Lt. Col. Anthony Shaffer said the small intelligence unit, called "Able Danger," had identified Atta and three of the other future Sept. 11 hijackers as al Qaeda members by mid-2000.
"We recognized there are linkages and patterns of linkages to the al Qaeda leadership,"
He said military lawyers stopped the unit from sharing the information with the FBI.
"We were trying to find a way to bring the Special Operations Command folks together with the FBI folks in Washington so they could discuss the potential impact of having these individuals in the United States," Shaffer told Early Show co-anchor Hannah Storm. "Part of the problem with that was, the lawyers didn't allow us to properly go after, either by intelligence collection or by allowing the FBI to to look at these guys, because they were here legally.
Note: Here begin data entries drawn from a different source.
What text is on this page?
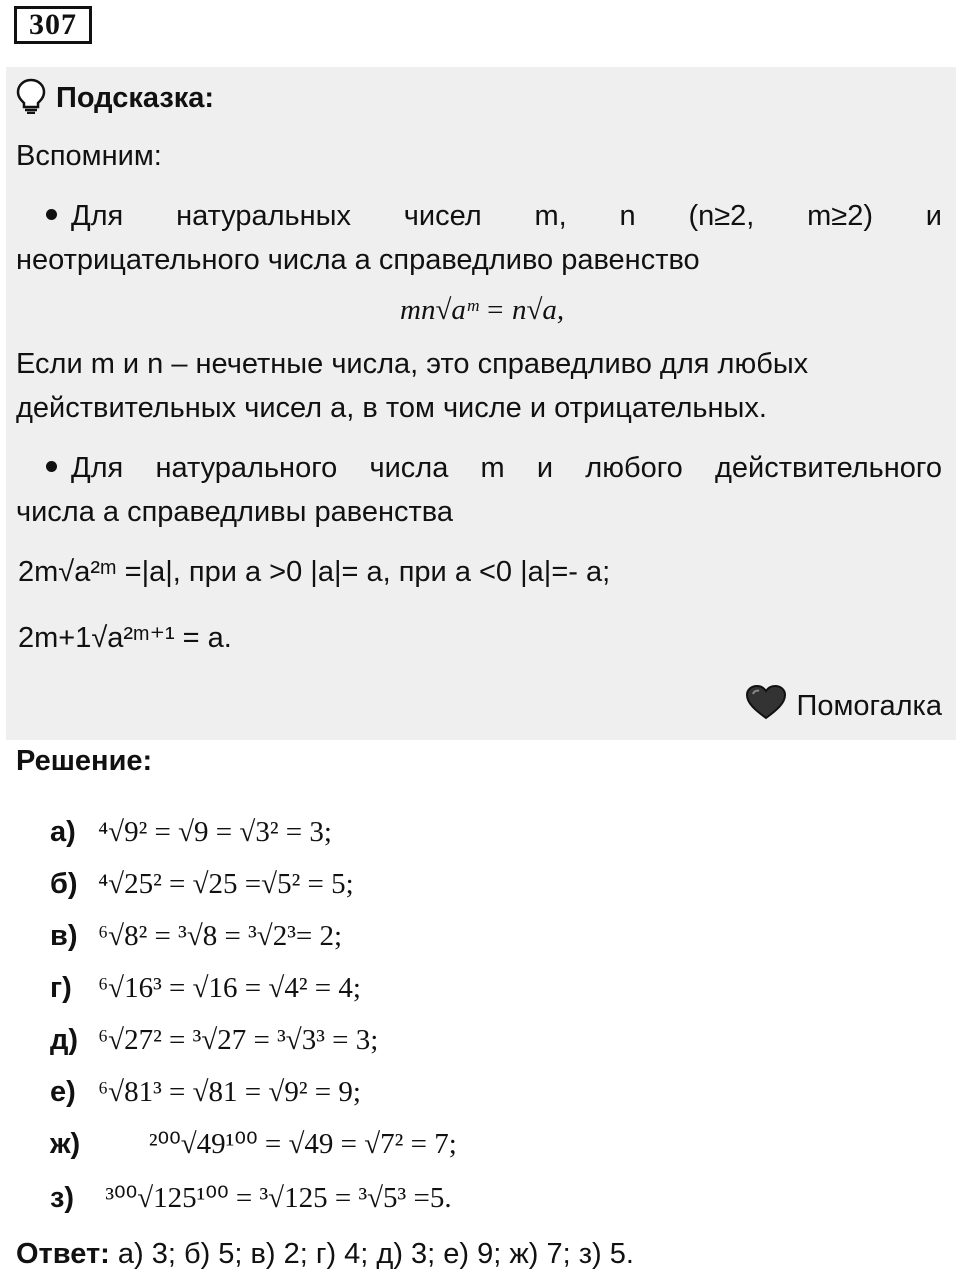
307
Подсказка:
Вспомним:
Для натуральных чисел m, n (n≥2, m≥2) и
неотрицательного числа а справедливо равенство
mn√aᵐ = n√a,
Если m и n – нечетные числа, это справедливо для любых
действительных чисел a, в том числе и отрицательных.
Для натурального числа m и любого действительного
числа а справедливы равенства
2m√a²ᵐ =|a|, при a >0 |a|= a, при a <0 |a|=- a;
2m+1√a²ᵐ⁺¹ = a.
Помогалка
Решение:
а) ⁴√9² = √9 = √3² = 3;
б) ⁴√25² = √25 =√5² = 5;
в) ⁶√8² = ³√8 = ³√2³= 2;
г) ⁶√16³ = √16 = √4² = 4;
д) ⁶√27² = ³√27 = ³√3³ = 3;
е) ⁶√81³ = √81 = √9² = 9;
ж)        ²⁰⁰√49¹⁰⁰ = √49 = √7² = 7;
з)  ³⁰⁰√125¹⁰⁰ = ³√125 = ³√5³ =5.
Ответ: а) 3; б) 5; в) 2; г) 4; д) 3; е) 9; ж) 7; з) 5.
"And there was a big issue regarding the fact that these foreign nationals were here in the United States doing things which were, in my judgment, questionable, based on their linkages to the al Qaeda leadership," Shaffer added. "But because they were here legally, again, the lawyers really did not want us going after any information or dealing with them whatsoever at this point in time."
The commission investigating the Sept. 11 attacks left the Able Danger claims out of its official report. Shaffer doesn't think the panel was given all the information his team had gathered.
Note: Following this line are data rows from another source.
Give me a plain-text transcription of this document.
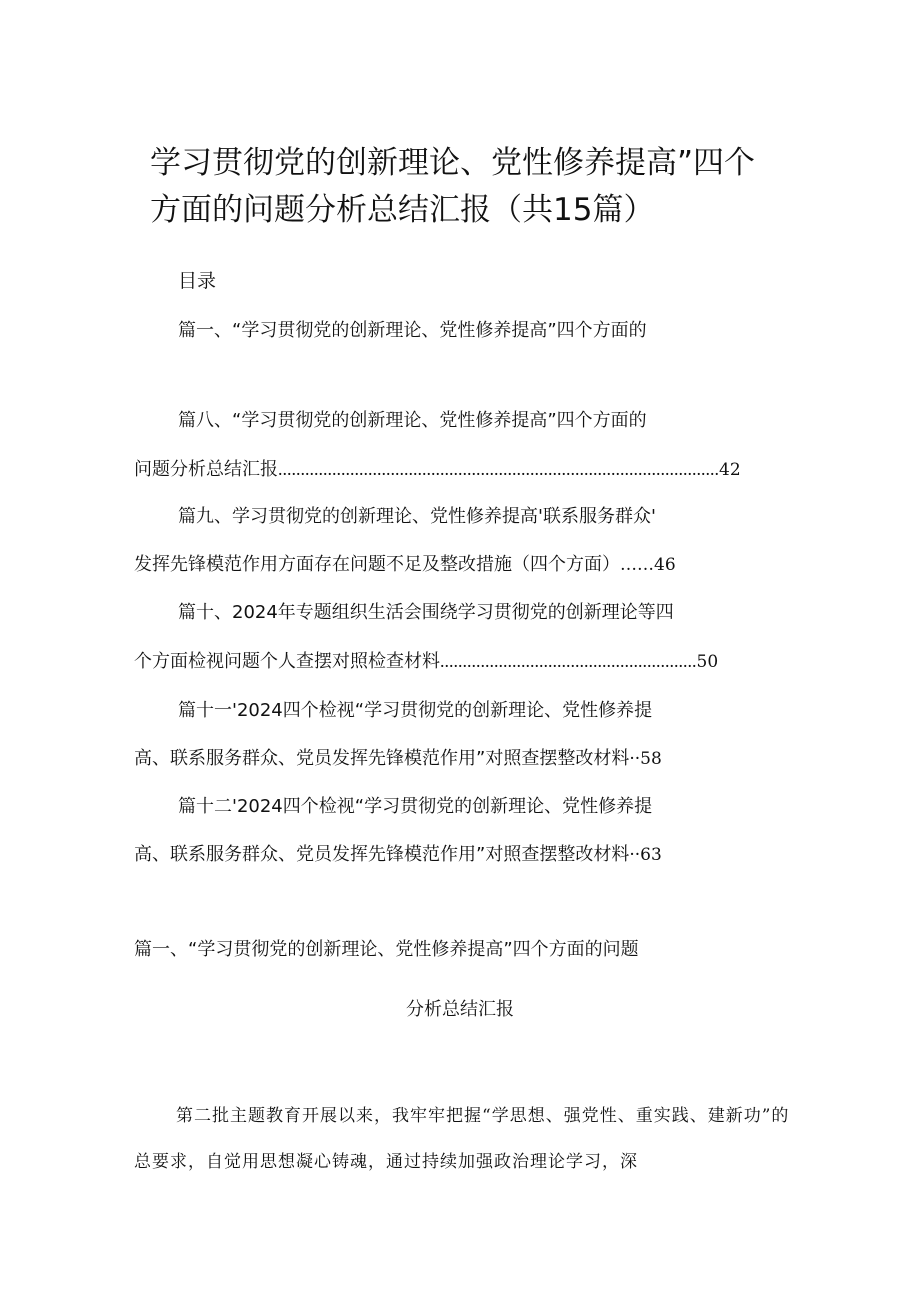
学习贯彻党的创新理论、党性修养提高”四个
方面的问题分析总结汇报（共15篇）
目录
篇一、“学习贯彻党的创新理论、党性修养提高”四个方面的
篇八、“学习贯彻党的创新理论、党性修养提高”四个方面的
问题分析总结汇报..................................................................................................42
篇九、学习贯彻党的创新理论、党性修养提高'联系服务群众'
发挥先锋模范作用方面存在问题不足及整改措施（四个方面）……46
篇十、2024年专题组织生活会围绕学习贯彻党的创新理论等四
个方面检视问题个人查摆对照检查材料.........................................................50
篇十一'2024四个检视“学习贯彻党的创新理论、党性修养提
高、联系服务群众、党员发挥先锋模范作用”对照查摆整改材料··58
篇十二'2024四个检视“学习贯彻党的创新理论、党性修养提
高、联系服务群众、党员发挥先锋模范作用”对照查摆整改材料··63
篇一、“学习贯彻党的创新理论、党性修养提高”四个方面的问题
分析总结汇报

第二批主题教育开展以来，我牢牢把握“学思想、强党性、重实践、建新功”的总要求，自觉用思想凝心铸魂，通过持续加强政治理论学习，深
"I spoke to the officer recently who actually physically took two briefcase-size packages of documents over to them," Shaffer said. "I can tell you for a fact that was probably 1/20th of the actual hard copy documents and probably none of the actual data. The 2.5 terabytes of data used for the project. I don't believe they got all the documents. I don't believe they pressed properly to get all the documents."
Rep. Curt Weldon, R-Pa., vice chairman of the House Armed Services and Homeland Security committees, has said the Sept. 11 commission did not adequately investigate the claim that four of the hijackers had been identified more than a year before the attacks.
Former commission chairman Thomas Kean and vice chairman Lee Hamilton said last week that the military official who made the claim had no documentation to back it up.
Shaffer rejected that remark. "Leaving a project targeting al Qaeda as a global threat a year before we were attacked by al Qaeda is equivalent to having an investigation of Pearl Harbor and leaving somehow out the Japanese," he said.